- The Malaysian film poster
- Directed by: Amir Muhammad
- Written by: Amir Muhammad
- Produced by: Amir Muhammad
- Starring: Zalila Lee Adibah Noor
- Cinematography: Albert Hue
- Edited by: Azharr Rudin
- Music by: Hardesh Singh
- Distributed by: Red Films
- Release date: 2006;
- Running time: 90 minutes
- Country: Malaysia
- Languages: Mandarin Malay Cantonese Hokkien English Tamil

= The Last Communist =

The Last Communist (Lelaki Komunis Terakhir) is a 2006 Malaysian film described by director Amir Muhammad as a "semi-musical documentary". It is inspired by the leader of the disbanded Malayan Communist Party, Chin Peng and the Malayan Emergency (1948–1960) during which more than 10,000 Malayan and British troops and civilians lost their lives. The film was banned from screening in Malaysia by the government's Home Affairs Ministry.

The film features interviews with people in the towns in which Peng lived from birth to national independence, interspersed with songs that are fashioned after propaganda films.
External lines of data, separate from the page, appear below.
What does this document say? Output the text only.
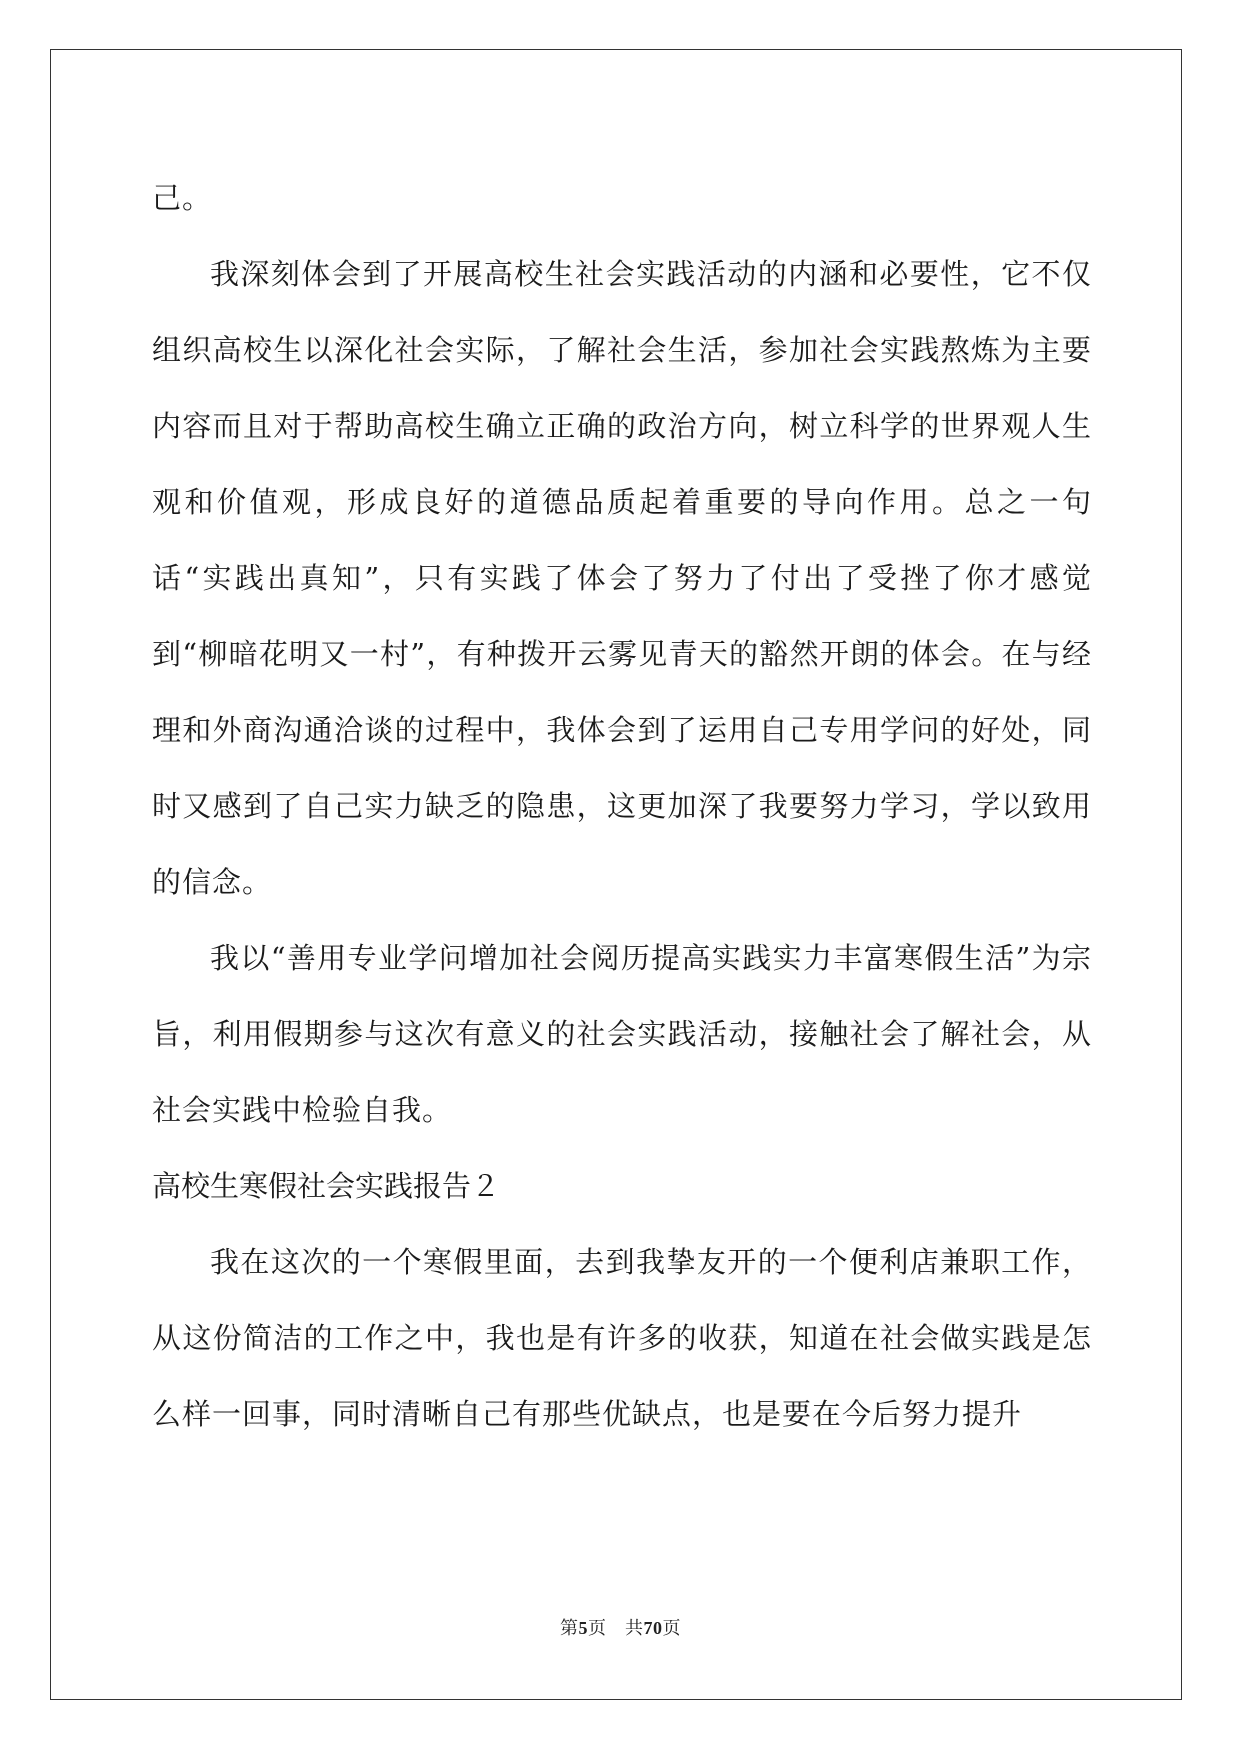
己。

我深刻体会到了开展高校生社会实践活动的内涵和必要性，它不仅组织高校生以深化社会实际，了解社会生活，参加社会实践熬炼为主要内容而且对于帮助高校生确立正确的政治方向，树立科学的世界观人生观和价值观，形成良好的道德品质起着重要的导向作用。总之一句话“实践出真知”，只有实践了体会了努力了付出了受挫了你才感觉到“柳暗花明又一村”，有种拨开云雾见青天的豁然开朗的体会。在与经理和外商沟通洽谈的过程中，我体会到了运用自己专用学问的好处，同时又感到了自己实力缺乏的隐患，这更加深了我要努力学习，学以致用的信念。

我以“善用专业学问增加社会阅历提高实践实力丰富寒假生活”为宗旨，利用假期参与这次有意义的社会实践活动，接触社会了解社会，从社会实践中检验自我。

高校生寒假社会实践报告２

我在这次的一个寒假里面，去到我挚友开的一个便利店兼职工作，从这份简洁的工作之中，我也是有许多的收获，知道在社会做实践是怎么样一回事，同时清晰自己有那些优缺点，也是要在今后努力提升

第5页　共70页
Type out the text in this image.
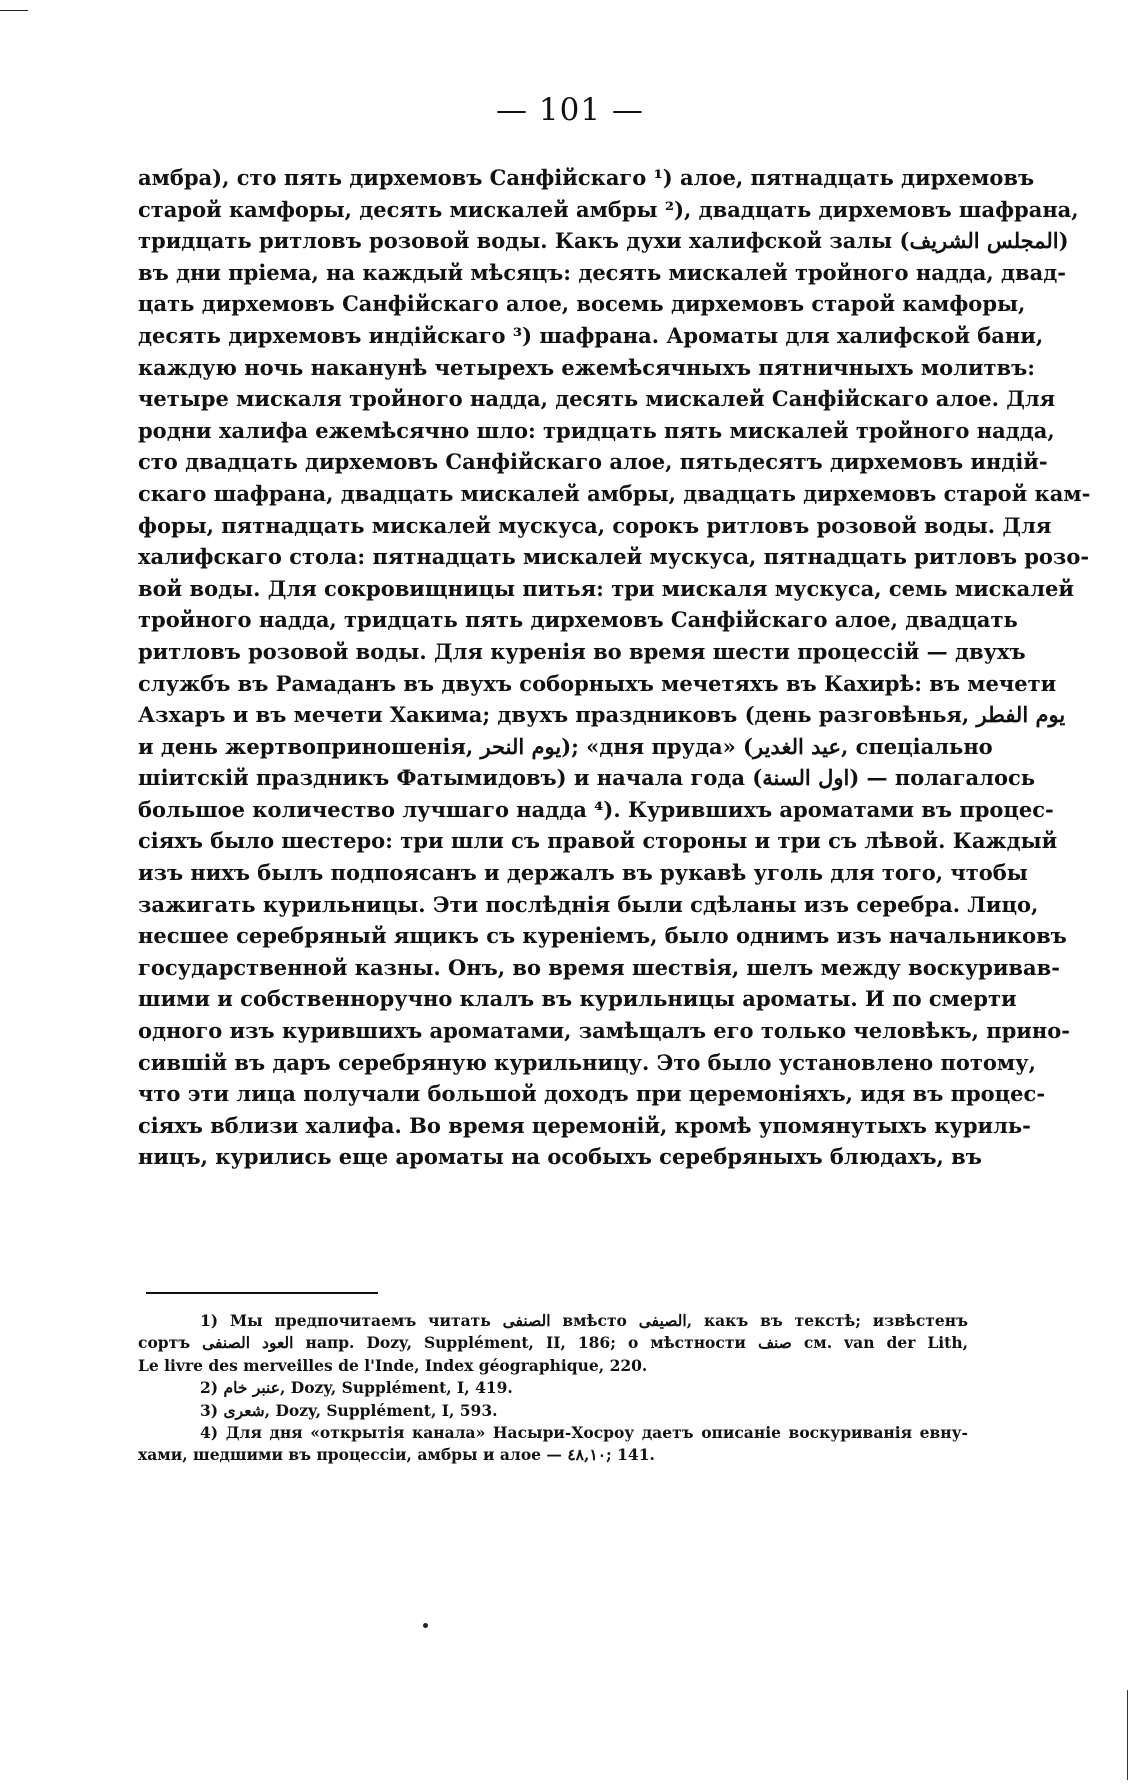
— 101 —
амбра), сто пять дирхемовъ Санфійскаго ¹) алое, пятнадцать дирхемовъ
старой камфоры, десять мискалей амбры ²), двадцать дирхемовъ шафрана,
тридцать ритловъ розовой воды. Какъ духи халифской залы (المجلس الشريف)
въ дни пріема, на каждый мѣсяцъ: десять мискалей тройного надда, двад-
цать дирхемовъ Санфійскаго алое, восемь дирхемовъ старой камфоры,
десять дирхемовъ индійскаго ³) шафрана. Ароматы для халифской бани,
каждую ночь наканунѣ четырехъ ежемѣсячныхъ пятничныхъ молитвъ:
четыре мискаля тройного надда, десять мискалей Санфійскаго алое. Для
родни халифа ежемѣсячно шло: тридцать пять мискалей тройного надда,
сто двадцать дирхемовъ Санфійскаго алое, пятьдесятъ дирхемовъ индій-
скаго шафрана, двадцать мискалей амбры, двадцать дирхемовъ старой кам-
форы, пятнадцать мискалей мускуса, сорокъ ритловъ розовой воды. Для
халифскаго стола: пятнадцать мискалей мускуса, пятнадцать ритловъ розо-
вой воды. Для сокровищницы питья: три мискаля мускуса, семь мискалей
тройного надда, тридцать пять дирхемовъ Санфійскаго алое, двадцать
ритловъ розовой воды. Для куренія во время шести процессій — двухъ
службъ въ Рамаданъ въ двухъ соборныхъ мечетяхъ въ Кахирѣ: въ мечети
Азхаръ и въ мечети Хакима; двухъ праздниковъ (день разговѣнья, يوم الفطر
и день жертвоприношенія, يوم النحر); «дня пруда» (عيد الغدير, спеціально
шіитскій праздникъ Фатымидовъ) и начала года (اول السنة) — полагалось
большое количество лучшаго надда ⁴). Курившихъ ароматами въ процес-
сіяхъ было шестеро: три шли съ правой стороны и три съ лѣвой. Каждый
изъ нихъ былъ подпоясанъ и держалъ въ рукавѣ уголь для того, чтобы
зажигать курильницы. Эти послѣднія были сдѣланы изъ серебра. Лицо,
несшее серебряный ящикъ съ куреніемъ, было однимъ изъ начальниковъ
государственной казны. Онъ, во время шествія, шелъ между воскуривав-
шими и собственноручно клалъ въ курильницы ароматы. И по смерти
одного изъ курившихъ ароматами, замѣщалъ его только человѣкъ, прино-
сившій въ даръ серебряную курильницу. Это было установлено потому,
что эти лица получали большой доходъ при церемоніяхъ, идя въ процес-
сіяхъ вблизи халифа. Во время церемоній, кромѣ упомянутыхъ куриль-
ницъ, курились еще ароматы на особыхъ серебряныхъ блюдахъ, въ
1) Мы предпочитаемъ читать الصنفى вмѣсто الصيفى, какъ въ текстѣ; извѣстенъ
сортъ العود الصنفى напр. Dozy, Supplément, II, 186; о мѣстности صنف см. van der Lith,
Le livre des merveilles de l'Inde, Index géographique, 220.
2) عنبر خام, Dozy, Supplément, I, 419.
3) شعرى, Dozy, Supplément, I, 593.
4) Для дня «открытія канала» Насыри-Хосроу даетъ описаніе воскуриванія евну-
хами, шедшими въ процессіи, амбры и алое — ٤٨,١٠; 141.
The Last Communist made its world premiere at the 2006 Berlin Film Festival. It has also been shown at the Seattle International Film Festival, the London Film Festival, the Singapore International Film Festival and the Hong Kong International Film Festival, but has never been publicly shown in its home country. The film has been uploaded in its entirety on YouTube.